SALEM, Ohio – The Ohio House and Senate have both unanimously passed legislation that would allow farmers to drive “fast tractors” up to 40 mph on roadways.
The Senate passed the bill, 32-0, with no major changes June 27. The House had passed the bill May 8, 97-0.
Legislators say if Gov. Ted Strickland signs the legislation into law, Ohio would become the first state in the nation to give farmers tractor speed protections.
House Bill 9, sponsored by Wayne County’s Rep. Jim Carmichael, has been called a common-sense update to Ohio’s tractor speed restrictions.
Current law says all farm equipment traveling on roadways must display the fluorescent orange and red triangular slow-moving vehicle emblem.
But legally, any moving machinery with an SMV can’t go faster than 25 mph, even if it’s designed to go faster.
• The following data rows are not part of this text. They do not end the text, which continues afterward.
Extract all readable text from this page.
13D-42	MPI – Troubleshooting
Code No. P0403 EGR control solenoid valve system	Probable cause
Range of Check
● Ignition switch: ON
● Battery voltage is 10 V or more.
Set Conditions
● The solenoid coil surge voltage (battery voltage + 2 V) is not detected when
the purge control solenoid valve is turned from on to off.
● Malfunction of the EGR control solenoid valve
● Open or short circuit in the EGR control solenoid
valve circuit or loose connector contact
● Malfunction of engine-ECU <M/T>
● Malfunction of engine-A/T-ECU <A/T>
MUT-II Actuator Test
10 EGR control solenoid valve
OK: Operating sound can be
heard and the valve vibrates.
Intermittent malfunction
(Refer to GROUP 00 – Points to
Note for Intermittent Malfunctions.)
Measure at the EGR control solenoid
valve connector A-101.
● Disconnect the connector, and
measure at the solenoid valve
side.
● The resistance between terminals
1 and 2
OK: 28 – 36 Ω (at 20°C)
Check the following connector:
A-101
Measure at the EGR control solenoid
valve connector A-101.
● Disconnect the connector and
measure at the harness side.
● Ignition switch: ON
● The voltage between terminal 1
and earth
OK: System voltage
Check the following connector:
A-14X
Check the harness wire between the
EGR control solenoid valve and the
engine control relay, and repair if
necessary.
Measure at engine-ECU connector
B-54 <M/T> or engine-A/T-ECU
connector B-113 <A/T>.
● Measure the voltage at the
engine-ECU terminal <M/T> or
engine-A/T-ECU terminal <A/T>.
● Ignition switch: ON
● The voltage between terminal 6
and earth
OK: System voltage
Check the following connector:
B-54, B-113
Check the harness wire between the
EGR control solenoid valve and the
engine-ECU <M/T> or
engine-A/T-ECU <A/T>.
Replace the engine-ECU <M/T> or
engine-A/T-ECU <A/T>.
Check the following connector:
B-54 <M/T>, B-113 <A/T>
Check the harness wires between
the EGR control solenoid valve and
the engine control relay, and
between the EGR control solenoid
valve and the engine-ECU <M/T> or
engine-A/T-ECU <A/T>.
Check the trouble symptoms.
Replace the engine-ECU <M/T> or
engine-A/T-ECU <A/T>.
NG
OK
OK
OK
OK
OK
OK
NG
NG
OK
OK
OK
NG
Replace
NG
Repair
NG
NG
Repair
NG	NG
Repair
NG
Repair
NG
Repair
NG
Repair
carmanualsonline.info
The bill’s wording allows any person of any age, even without a valid driver’s license, to operate a tractor on a roadway at 25 mph or less.
To go faster than 25 mph, the driver must have a driver’s license, and must be driving a tractor designated by the manufacturer as safe at that speed.
Anyone caught without a license and going more than 25 mph is guilty of a first-degree misdemeanor.
Fast tractors must also carry a SMV and a speed identification symbol. The speed identification symbol is a black and white circle with a number inside indicating the manufacturer’s highest safe operating speed.
Likely. Amanda Wurst, deputy communications director for Gov. Ted Strickland, said the governor supports the legislation and plans to sign it into law.